We realized that this quest would require a trip of its own. Oh, well just another excuse to come back and have more soup along the way.

Just down the road from the restaurant and a short walk through a forest, unlike any I've seen on the island before, are Botanical Beach and Botany Bay separated by an outcropping of rock. These have got to be the prettiest, most magical little beaches I've ever seen. We hit them at high tide so few tide pools were available to explore but I could have stayed all day just watching the surf roll in.

Botanical Beach
At Botany Bay a sociable, pot-smoking, former hippy/logger/surfer dude showed up and struck up a conversation with us. How wonderful it is out here especially on a beauty of a sunny winter day when there is no one else around. How blessed are we to be living here. His sentiments hinted that he too was an import from another place; true. He assured me that the growth of the area was natural. Due to the lay of the land and the prevailing winds, little pockets of micro climates are created throughout the island, each with their own distinctive flora and terrain.

He told us, "It's either pissing rain or sunny up here while down in Victoria you have more consistently good weather mixed in with drippy, dull days. If you don't like what the weather's doing where you are just hop in your car and drive to where it's better." I'll keep this in mind.

Huge Heron swooped in to sit for a spell
Sensing that he was eager to strip off and soak in the sun in privacy we said our goodbyes.
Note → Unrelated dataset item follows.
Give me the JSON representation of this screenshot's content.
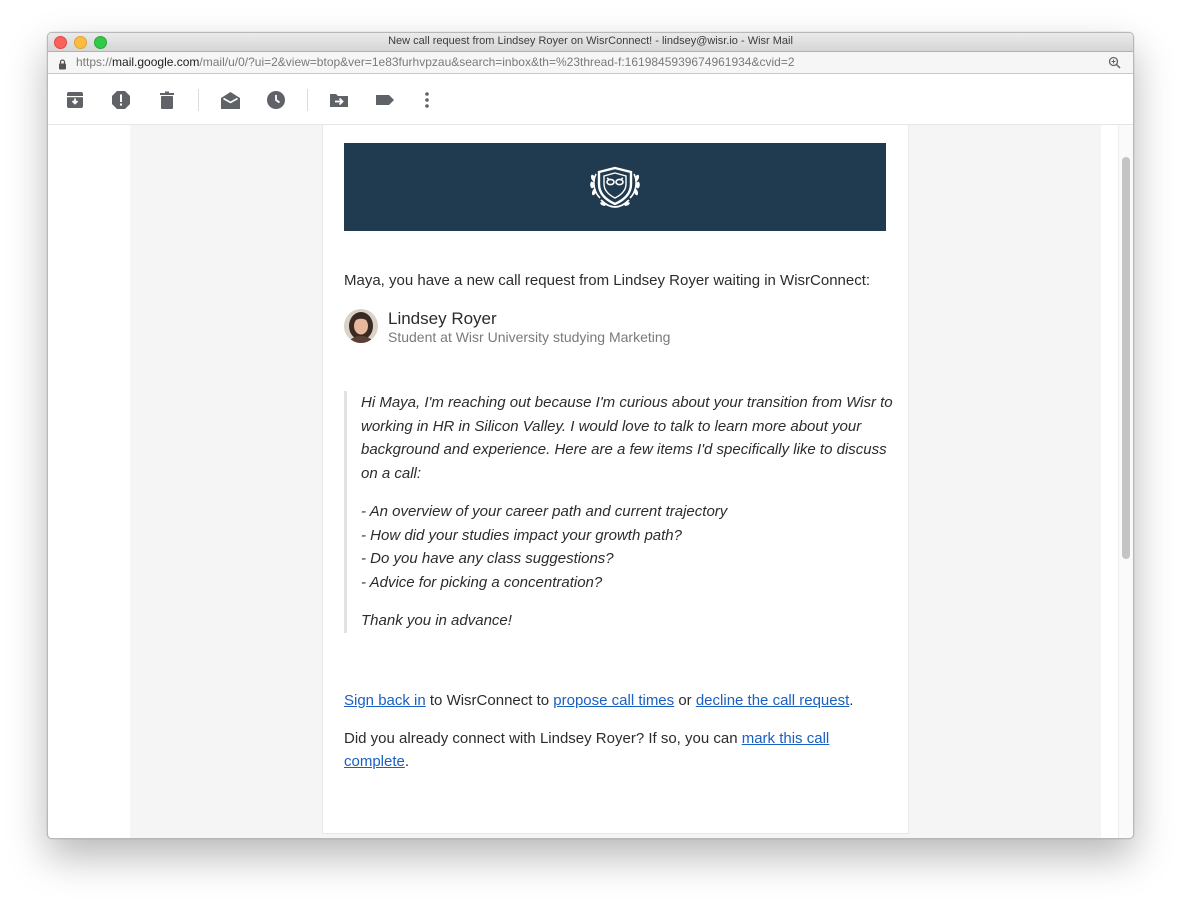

The sun would be set before we got to Cowichan Bay and there was still much to take in.

Logged areas scar the landscape of the interior but this wasn't the unbroken desolated moonscape that stretched for miles and miles, as far as I could see, that I'd remembered from my past travels here. Signs are scattered along the coastal route noting dates of reforestation. Most of those forests are younger than I and much taller than I would expect, beautiful and lush with a wildness and density due to the effects of the western rainforest climate. And so it is in the interior. Fortunately stands of old growth still remain and I pray this will always be so. My hope is that this route will expose people to the majesty of these ancient beings; in their presence reverence is born.

Just a side note: Another excursion to undertake is to walk amongst the old ones at Cathedral Grove as we did on our trip to Tofino. You'll come away intoxicated and rejuvenated by the smells of cedar and fir which will linger in your hair as you drop into bed assuring a delicious night's sleep.

An island fit for fairies in Ferry Lake
Ferry Lake was a Zen-like magical little stop along the way; another excuse to return for further exploration.

We emerged at Cowichan Bay shortly after the sun had fallen and grabbed a bite at COWICHAN BAY SEAFOOD - a rich, hearty smoked salmon pasta for me and loaded fish chowder, turkey sandwich with a small salad for Rod. While Rod waited for the food to come I trotted over to TRUE GRAIN just under the wire (they close at 6 p.m.) and I stocked up on bread, shortbread cookies and carrot raisin & pumpkin seed spelt cookies.

We enjoyed our leisurely meal before hitting the road again and rolled in about 8 p.m. and were greeted by two starving, vocal kitties but… no poo!

Is it possible to love a place as you would a person because I swear that I'm in love with this island.